Ästhetik als Vermittlung, Bild: Umschlag.
Ästhetik als Vermittlung, Bild: Umschlag.

Was können heute Künstler, Philosophen, Literaten und Wissenschaftler für ihre Mitmenschen leisten? Unbestritten können sie einzelne, für das Alltagsleben bedeutsame Erfindungen, Gedanken und Werke schaffen. Aber die Vielzahl dieser einzelnen bedeutsamen Werke stellt heute gerade ein entscheidendes Problem dar: Wie soll man mit der Vielzahl fertig werden?

Das Publikum verlangt zu Recht, daß man ihm nicht nur Einzelresultate vorsetzt, sondern beispielhaft vorführt, wie denn ein Einzelner noch den Anforderungen von Berufs- und Privatleben in so unterschiedlichen Problemstellungen wie Mode und Erziehung, Umweltgestaltung und Werbung, Tod und Geschichtsbewußtsein, Kunstgenuß und politischer Forderung gerecht werden kann, ohne als Subjekt, als Persönlichkeit hinter den Einzelproblemen zu verschwinden.

Bazon Brock gehört zu denjenigen, die nachhaltig versuchen, diesen Anspruch des Subjekts, den Anspruch der Persönlichkeit vor den angeblich so übermächtigen Institutionen, gesellschaftlichen Strukturen, historischen Entwicklungstendenzen in seinem Werk und seinem öffentlichen Wirken aufrechtzuerhalten. Dieser Anspruch auf Beispielhaftigkeit eines Einzelnen in Werk und Wirken ist nicht zu verwechseln mit narzißtischer Selbstbespiegelung. Denn:

  1. Auch objektives Wissen kann nur durch einzelne Subjekte vermittelt werden.
  2. Die integrative Kraft des exemplarischen Subjekts zeigt sich in der Fähigkeit, Lebensformen anzubieten, d.h. denkend und gestaltend den Anspruch des Subjekts auf einen Lebenszusammenhang durchzusetzen.
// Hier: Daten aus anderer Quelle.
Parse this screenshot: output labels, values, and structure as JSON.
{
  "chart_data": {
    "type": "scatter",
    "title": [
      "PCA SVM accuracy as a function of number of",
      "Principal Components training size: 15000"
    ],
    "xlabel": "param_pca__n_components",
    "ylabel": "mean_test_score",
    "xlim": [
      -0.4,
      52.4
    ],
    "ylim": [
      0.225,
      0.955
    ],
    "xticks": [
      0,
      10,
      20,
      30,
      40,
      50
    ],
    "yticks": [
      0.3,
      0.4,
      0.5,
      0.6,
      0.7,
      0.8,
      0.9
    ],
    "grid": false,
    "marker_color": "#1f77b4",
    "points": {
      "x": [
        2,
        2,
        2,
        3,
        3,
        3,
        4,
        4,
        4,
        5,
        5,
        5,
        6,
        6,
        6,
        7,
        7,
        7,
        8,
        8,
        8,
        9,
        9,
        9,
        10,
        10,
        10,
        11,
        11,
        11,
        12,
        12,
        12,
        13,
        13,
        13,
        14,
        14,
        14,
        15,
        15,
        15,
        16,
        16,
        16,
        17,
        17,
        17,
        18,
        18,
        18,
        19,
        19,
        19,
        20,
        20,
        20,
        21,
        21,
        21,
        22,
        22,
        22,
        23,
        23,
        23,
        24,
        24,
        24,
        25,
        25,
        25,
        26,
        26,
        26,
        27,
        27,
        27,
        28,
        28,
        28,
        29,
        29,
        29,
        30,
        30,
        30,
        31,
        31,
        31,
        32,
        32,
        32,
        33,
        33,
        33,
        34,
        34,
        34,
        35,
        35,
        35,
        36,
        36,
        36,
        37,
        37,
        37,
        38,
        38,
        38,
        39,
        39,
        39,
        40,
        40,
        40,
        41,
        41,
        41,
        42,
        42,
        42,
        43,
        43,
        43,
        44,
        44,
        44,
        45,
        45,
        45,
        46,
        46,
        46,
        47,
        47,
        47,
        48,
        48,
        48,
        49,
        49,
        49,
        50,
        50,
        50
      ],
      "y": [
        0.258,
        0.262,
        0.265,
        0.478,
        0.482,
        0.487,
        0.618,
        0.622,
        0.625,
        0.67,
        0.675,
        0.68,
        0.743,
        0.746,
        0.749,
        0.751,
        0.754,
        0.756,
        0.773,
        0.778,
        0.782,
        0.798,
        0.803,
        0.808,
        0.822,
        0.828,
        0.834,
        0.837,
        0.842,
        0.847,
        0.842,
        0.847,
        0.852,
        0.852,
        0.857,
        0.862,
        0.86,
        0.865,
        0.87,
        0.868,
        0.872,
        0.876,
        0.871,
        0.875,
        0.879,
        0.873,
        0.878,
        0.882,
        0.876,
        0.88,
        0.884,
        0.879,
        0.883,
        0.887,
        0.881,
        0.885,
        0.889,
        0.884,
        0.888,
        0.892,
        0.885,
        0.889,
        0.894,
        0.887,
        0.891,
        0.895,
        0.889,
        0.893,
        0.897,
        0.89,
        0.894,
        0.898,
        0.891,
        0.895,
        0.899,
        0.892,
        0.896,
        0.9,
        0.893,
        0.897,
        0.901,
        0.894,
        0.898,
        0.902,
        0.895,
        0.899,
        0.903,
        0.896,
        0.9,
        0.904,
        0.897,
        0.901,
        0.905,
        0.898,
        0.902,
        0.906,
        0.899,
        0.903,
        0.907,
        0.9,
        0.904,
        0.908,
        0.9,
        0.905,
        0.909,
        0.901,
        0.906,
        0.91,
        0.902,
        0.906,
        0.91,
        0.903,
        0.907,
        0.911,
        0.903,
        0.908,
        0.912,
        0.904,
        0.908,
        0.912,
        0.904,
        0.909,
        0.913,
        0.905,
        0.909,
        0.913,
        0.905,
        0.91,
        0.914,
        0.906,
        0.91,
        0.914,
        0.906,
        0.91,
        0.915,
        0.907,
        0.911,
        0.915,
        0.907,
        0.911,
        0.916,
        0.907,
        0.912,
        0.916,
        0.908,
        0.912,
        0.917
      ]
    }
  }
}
Die Bedeutung der Ästhetik für das Alltagsleben nimmt rapide zu. Wo früher Ästhetik eine Spezialdisziplin für Fachleute war, berufen sich heute selbst Kommunalpolitiker, Bürgerinitiativen, Kindergärtner und Zukunftsplaner auf Konzepte der Ästhetik. Deshalb sieht Bazon Brock das Hauptproblem der Ästhetik heute nicht mehr in der Entwicklung von ästhetischen Theorien, sondern in der fallweisen und problembezogenen Vermittlung ästhetischer Strategien. Diese Ästhetik des Alltagslebens will nicht mehr ‚Lehre von der Schönheit‘ sein, sondern will dazu anleiten, die Alltagswelt wahrnehmend zu erschließen. Eine solche Ästhetik zeigt, wie man an den Objekten der Alltagswelt und den über sie hergestellten menschlichen Beziehungen selber erschließen kann, was sonst nur in klugen Theorien der Wissenschaftler angeboten wird. Solche Ästhetik zielt bewußt auf Alternativen der alltäglichen Lebensgestaltung und Lebensführung, indem sie für Alltagsprobleme wie Fassadengestaltung, Wohnen, Festefeiern, Museumsbesuch, Reisen, Modeverhalten, Essen, Medienkonsum und Bildungserwerb vielfältige Denk- und Handlungsanleitungen gibt. Damit wird auch die fatale Unterscheidung zwischen Hochkultur und Trivialkultur, zwischen Schöpfung und Arbeit überwunden.

Erschienen
1976

Autor
Brock, Bazon

Herausgeber
Fohrbeck, Karla

Verlag
DuMont

Erscheinungsort
Köln, Deutschland

ISBN
3-7701-0671-7

Umfang
XXXI, 1096 S. : Ill. ; 25 cm

Einband
Lw. (Pr. nicht mitget.)

Seite 251 im Original

Band II.Teil 2.11 Kunst und Öffentlichkeit

Artikel für WERK 10/1969

Unter informationstheoretischen Gesichtspunkten spielt die Frage nach dem Wesen der Information, die vermittelt wird, keine Rolle. Die Informationsästhetik ist eine empirische Disziplin, macht nur Aussagen über die Meßbarkeit der Informationen in bestimmten Vermittlungszusammenhängen. Sie kann auch aus den gleichgültigsten ästhetischen Produktionen ein Quantum an Information abziehen und zu ihrem Gegenstand der Untersuchung machen.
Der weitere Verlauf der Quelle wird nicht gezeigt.